I am a ferocious reader…and a writer. Imagine how I feel about the possibility that my incredibly smart and talented little girl might never share that love of the written word. More times than not…I feel like a complete failure in this one area.
- I could not read until I was ten myself. Words made no sense to me no matter how hard my teacher tried or the tutor that they got me from the local college. Then one day it just ‘magically’ clicked…and I went from being unable to read, ‘See Spot run. See Jane run. See Dick run. See them run,’ to reading Little House on the Prairie in less than six months.
- The exact same thing was true of my two oldest children, who were also homeschooled…and in a much more structured way. They were both angry because their four year old brother, whom we were not actively teaching to read yet, was looking over our shoulders and reading better than they could. And now both LOVE reading…and one has a degree, the other is studying to become a teacher.
- We put my other (adult) special needs son into school because we felt ‘unqualified’ to teach him and believed the ‘experts’ could do better. When he graduated, he is barely functionally literate. And for that expertize…he endured ten years of bullying. (I am sorry my beloved son…I do not have many regrets in this life but putting you in school is one.)
- I know and have read extensively on Piaget and child development theory and I know that PanKwake remains in the pre-operational stage and lacks the focus and attention to tackle something she finds this challenging.
- I can see all of the good things that unschooling has done for her…social skills that even few autistic adults have, better emotional regulation, and most importantly the confidence and happiness that she had lost when she was at school because of bullying.

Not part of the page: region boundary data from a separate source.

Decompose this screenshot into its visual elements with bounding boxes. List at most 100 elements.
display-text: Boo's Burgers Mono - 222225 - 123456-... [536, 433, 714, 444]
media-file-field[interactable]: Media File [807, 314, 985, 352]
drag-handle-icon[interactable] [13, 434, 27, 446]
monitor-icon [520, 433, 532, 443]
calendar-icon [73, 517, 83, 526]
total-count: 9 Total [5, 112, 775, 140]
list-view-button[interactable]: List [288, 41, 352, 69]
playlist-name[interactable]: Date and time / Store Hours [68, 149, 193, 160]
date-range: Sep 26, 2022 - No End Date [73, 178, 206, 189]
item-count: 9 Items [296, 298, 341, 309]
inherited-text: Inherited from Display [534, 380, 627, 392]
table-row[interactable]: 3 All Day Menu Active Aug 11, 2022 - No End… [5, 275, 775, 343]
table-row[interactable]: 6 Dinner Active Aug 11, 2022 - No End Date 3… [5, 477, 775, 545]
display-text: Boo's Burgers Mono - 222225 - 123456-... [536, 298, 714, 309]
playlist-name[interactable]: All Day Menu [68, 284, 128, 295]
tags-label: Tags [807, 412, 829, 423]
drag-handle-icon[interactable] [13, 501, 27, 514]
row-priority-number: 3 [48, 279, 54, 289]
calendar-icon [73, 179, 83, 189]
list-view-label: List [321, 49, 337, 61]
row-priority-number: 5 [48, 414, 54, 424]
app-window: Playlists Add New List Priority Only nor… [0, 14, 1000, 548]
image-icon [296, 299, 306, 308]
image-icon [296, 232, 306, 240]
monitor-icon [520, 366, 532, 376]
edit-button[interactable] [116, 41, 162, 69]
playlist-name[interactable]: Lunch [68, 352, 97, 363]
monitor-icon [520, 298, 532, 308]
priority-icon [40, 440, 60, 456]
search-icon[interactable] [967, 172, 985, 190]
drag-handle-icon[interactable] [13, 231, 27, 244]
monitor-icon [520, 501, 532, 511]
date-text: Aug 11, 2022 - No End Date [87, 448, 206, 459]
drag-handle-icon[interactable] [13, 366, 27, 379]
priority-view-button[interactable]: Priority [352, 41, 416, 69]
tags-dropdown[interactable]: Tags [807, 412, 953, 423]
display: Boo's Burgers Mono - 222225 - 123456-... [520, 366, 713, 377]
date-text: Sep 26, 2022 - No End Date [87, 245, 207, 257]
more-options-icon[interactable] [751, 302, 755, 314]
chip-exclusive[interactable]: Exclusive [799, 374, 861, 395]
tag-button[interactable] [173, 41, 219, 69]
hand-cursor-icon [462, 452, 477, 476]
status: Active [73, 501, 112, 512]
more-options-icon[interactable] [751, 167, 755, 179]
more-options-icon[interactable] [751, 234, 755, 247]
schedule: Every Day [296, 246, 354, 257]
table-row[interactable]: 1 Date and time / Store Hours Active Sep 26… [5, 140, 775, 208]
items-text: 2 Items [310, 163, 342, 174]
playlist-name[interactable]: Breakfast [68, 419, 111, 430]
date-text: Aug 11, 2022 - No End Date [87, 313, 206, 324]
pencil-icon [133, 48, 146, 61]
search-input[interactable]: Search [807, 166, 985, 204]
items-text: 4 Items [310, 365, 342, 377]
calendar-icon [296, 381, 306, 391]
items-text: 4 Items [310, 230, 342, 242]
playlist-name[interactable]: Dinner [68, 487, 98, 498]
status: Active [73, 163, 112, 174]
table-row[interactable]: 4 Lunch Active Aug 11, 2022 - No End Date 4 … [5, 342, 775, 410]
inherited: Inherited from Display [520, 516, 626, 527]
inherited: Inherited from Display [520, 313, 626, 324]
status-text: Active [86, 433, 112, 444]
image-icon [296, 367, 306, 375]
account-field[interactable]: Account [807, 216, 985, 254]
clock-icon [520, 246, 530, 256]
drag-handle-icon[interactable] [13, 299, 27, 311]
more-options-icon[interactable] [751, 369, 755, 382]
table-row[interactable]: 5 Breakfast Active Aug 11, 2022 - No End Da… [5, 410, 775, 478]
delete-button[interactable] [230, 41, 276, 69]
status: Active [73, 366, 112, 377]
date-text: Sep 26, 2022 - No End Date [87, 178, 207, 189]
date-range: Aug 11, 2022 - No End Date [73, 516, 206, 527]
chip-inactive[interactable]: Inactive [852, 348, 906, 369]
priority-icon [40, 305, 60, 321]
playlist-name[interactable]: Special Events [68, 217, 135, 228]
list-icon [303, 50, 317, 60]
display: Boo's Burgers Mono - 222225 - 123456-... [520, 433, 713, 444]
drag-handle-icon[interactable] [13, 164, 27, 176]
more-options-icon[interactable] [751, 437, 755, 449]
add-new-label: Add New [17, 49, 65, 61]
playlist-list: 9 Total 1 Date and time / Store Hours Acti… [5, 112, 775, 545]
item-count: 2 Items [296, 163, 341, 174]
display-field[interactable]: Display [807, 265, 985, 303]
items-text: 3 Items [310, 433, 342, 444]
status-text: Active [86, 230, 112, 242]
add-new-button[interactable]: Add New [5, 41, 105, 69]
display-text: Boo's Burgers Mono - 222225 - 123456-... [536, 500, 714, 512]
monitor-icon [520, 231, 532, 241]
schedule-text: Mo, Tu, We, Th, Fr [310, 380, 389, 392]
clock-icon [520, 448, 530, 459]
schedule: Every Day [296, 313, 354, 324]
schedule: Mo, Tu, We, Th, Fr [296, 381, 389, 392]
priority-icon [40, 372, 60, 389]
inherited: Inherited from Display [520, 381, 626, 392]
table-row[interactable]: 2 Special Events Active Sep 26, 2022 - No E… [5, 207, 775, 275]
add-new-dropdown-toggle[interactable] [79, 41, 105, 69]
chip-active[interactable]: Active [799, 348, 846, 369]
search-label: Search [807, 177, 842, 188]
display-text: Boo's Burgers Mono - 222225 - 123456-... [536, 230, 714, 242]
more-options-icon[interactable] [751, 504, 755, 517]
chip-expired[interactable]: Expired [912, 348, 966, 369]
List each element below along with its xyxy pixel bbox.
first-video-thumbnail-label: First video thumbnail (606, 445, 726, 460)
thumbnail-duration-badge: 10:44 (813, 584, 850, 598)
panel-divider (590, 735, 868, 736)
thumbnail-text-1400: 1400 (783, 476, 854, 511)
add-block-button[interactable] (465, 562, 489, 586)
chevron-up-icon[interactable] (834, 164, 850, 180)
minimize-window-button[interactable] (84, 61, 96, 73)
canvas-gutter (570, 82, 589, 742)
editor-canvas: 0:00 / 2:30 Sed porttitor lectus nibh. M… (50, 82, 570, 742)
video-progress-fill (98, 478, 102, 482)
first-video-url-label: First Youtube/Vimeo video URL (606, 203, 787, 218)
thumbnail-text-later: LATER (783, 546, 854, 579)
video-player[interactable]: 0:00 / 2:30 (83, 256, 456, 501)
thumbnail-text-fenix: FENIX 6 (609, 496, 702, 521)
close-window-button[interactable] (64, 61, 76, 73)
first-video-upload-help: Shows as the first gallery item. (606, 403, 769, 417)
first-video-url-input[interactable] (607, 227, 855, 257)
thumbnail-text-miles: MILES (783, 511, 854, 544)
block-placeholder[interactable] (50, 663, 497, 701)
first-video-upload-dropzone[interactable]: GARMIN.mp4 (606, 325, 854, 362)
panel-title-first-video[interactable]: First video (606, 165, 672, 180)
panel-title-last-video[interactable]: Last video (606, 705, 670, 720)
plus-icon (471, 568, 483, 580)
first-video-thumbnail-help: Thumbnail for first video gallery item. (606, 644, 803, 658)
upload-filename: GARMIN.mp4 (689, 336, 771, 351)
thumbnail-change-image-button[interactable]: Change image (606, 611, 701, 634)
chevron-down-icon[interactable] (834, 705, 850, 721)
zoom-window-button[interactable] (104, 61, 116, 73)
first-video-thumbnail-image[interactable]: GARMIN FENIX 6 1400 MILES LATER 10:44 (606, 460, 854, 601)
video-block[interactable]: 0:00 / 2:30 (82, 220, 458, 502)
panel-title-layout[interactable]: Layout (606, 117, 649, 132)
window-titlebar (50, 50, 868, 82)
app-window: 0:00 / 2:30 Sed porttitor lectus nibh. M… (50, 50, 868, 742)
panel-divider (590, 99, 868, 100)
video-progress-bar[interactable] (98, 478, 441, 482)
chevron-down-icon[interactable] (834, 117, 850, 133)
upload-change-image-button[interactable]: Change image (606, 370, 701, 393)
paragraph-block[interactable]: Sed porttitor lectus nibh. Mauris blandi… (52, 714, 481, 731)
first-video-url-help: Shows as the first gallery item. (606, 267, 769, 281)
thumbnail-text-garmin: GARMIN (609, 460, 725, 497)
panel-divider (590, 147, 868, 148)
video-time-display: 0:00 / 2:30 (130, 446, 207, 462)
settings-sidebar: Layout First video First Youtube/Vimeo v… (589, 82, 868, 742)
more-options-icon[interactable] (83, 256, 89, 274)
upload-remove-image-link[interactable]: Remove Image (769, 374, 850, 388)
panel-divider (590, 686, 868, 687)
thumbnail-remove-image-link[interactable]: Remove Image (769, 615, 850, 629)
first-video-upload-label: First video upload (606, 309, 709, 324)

Even though I know to the bottom of my heart all that stuff, I still feel like I am failing. Even though I am committed to waiting for those signs of maturity and development that will tell me she is ready to tackle it. Even though I know that she lacks the ability to transfer short term memory to long term…a brain development and growth issue that we await. Even though I tell myself that the more important even than reading is the ability to think and reason…which she does superbly. Even with all of that…I still doubt.
She came to me today and wanted to play with her ABC puzzle. That is amazing because puzzles are one of those pre-reading skills that have been lagging behind. So I would have been happy and considered it ‘reading’ to do ANY puzzle…but her letter one?!? Granted, it was about five minutes and I lost her, but that in itself is confirmation of those developmental milestones that we must achieve first.

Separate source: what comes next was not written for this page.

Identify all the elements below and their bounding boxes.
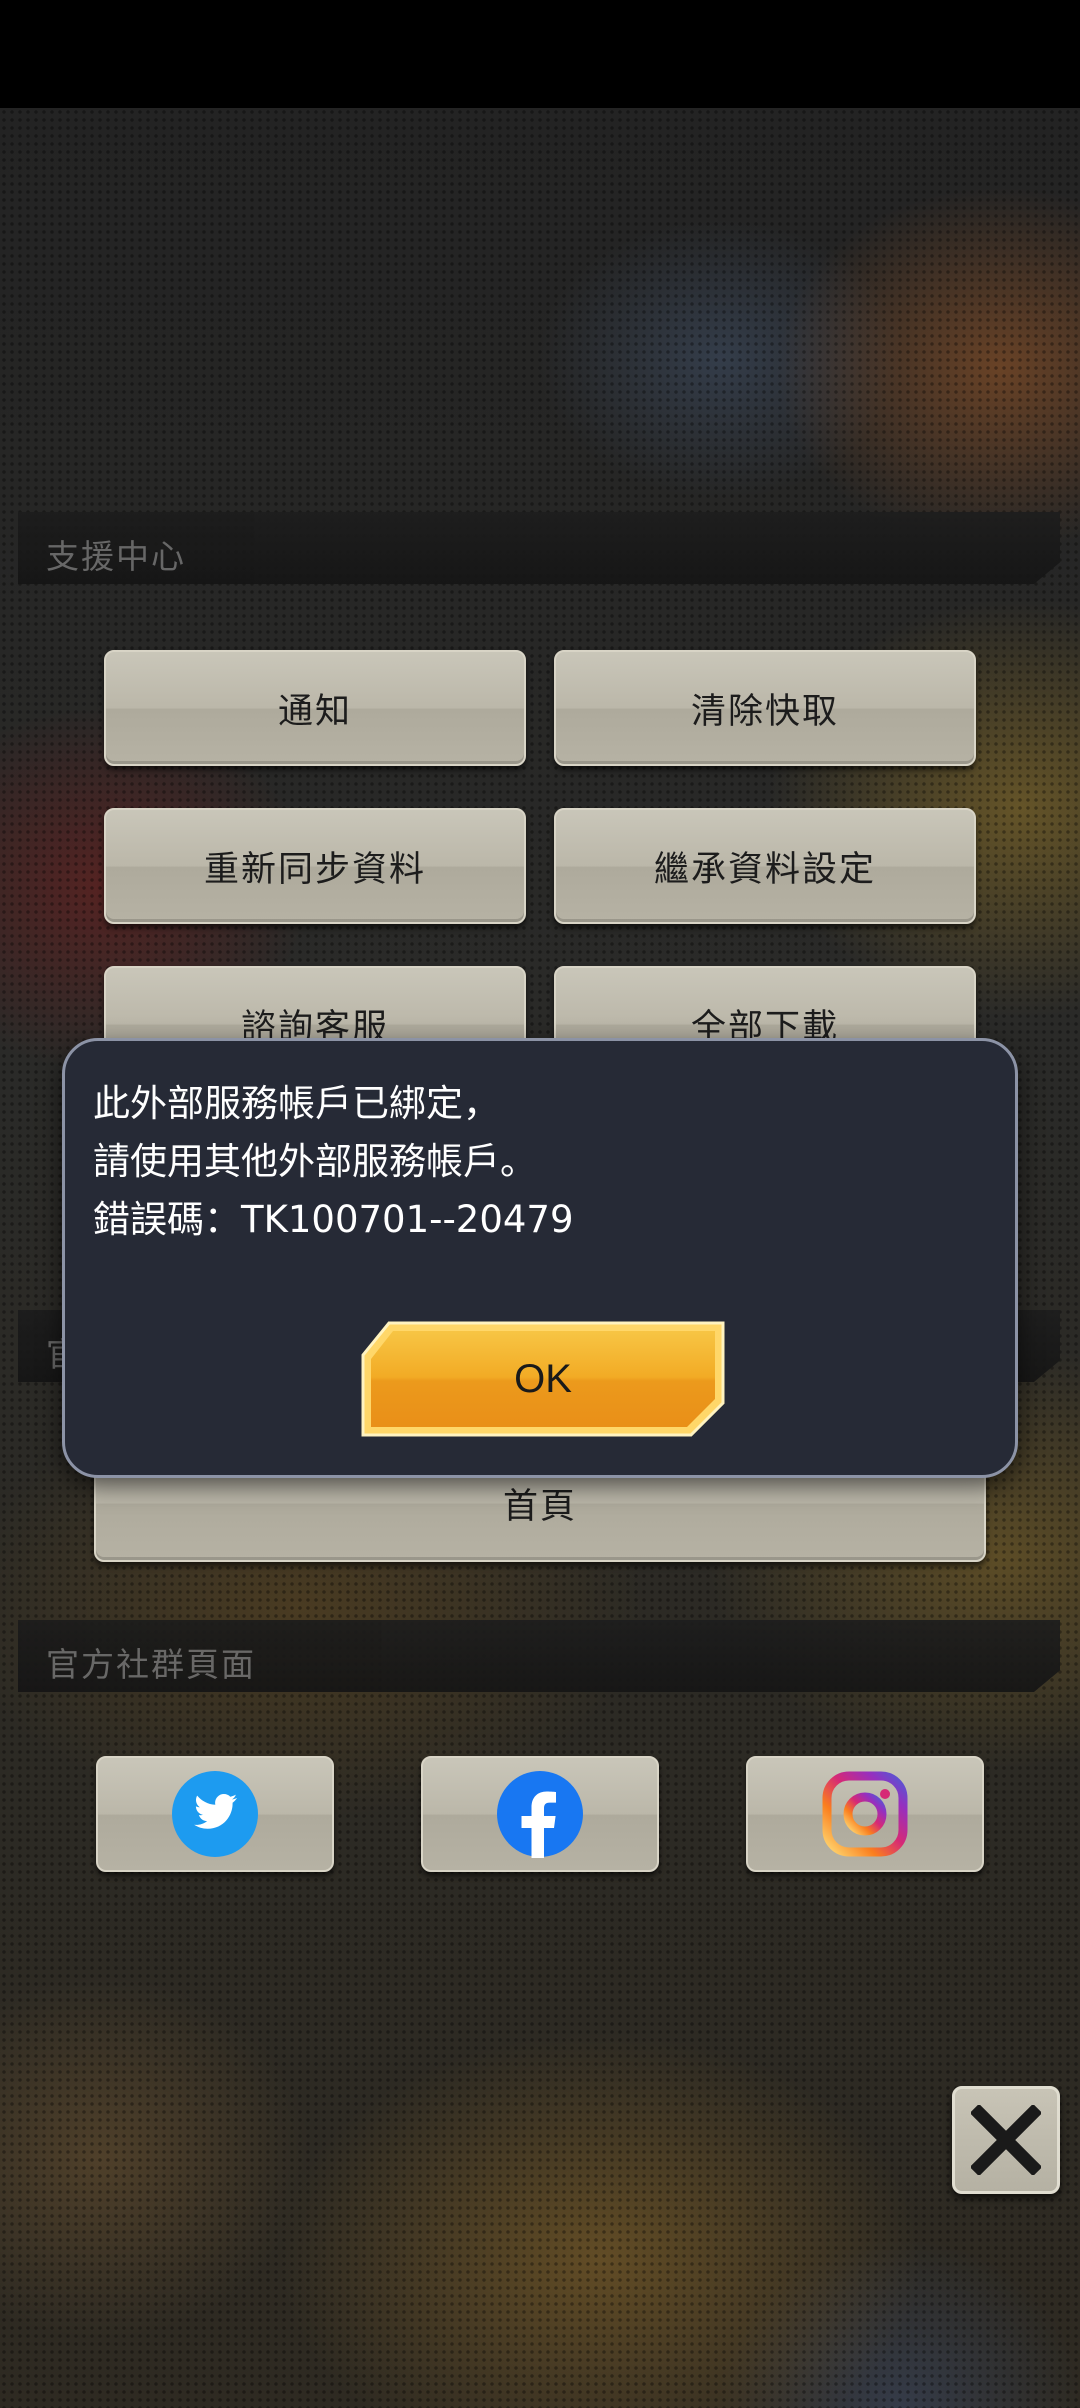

If that was not enough, she then showed me her strengths by telling me that she was ‘beta’ testing a new design in Minecraft and please do not turn off her television as she was ‘multi-tasking.’ How can any teacher, even a kiss-ass one like my daughter will be or my son is, support those strengths while minimizing her challenges? Especially when they are under pressure from bureaucrats to meet standardized test scores that have nothing to do with the needs of the individual child.
To top it off, when her carer was here…she agreed to do it again with her. One of the other puzzles was strewn across the floor so I suggested that they could do that one together and help clean up at the same time. Of course being autistic she wanted to repeat her earlier success and do the same one we had earlier. Fair enough. So I begin to clean up the other one. She looks up and sees that I have more of mine put together than she does. She comments that it because I have fewer pieces. Her carer, who is studying to become a teacher with her older sister, comments that it is the same number of letters. But you see my pieces were bigger, so thus she thought there were less of them. The very idea of conservation of mass/space that Piaget sees as a key marker between pre-operational and operational thinking. I pointed that out to my carer, who was rightly impressed.
And in that moment I knew…unschooling…allowing her brain to grow…and awaiting key child development milestones that harken reading readiness was the absolute right and best choice for PanKwake. And home educating is the only place with the freedom from national standards, one size fits all/no one, and standardized testing that is failing not just our autistic and special needs children, but all of our children, our families, dedicated teachers, the schools and especially our society.
And today is why I believe that unschooling offers a brilliant way forward for many of our children on the autistic spectrum.
Like pieces of a puzzle that just magically fit together. It will all magically come together…one day…in her time.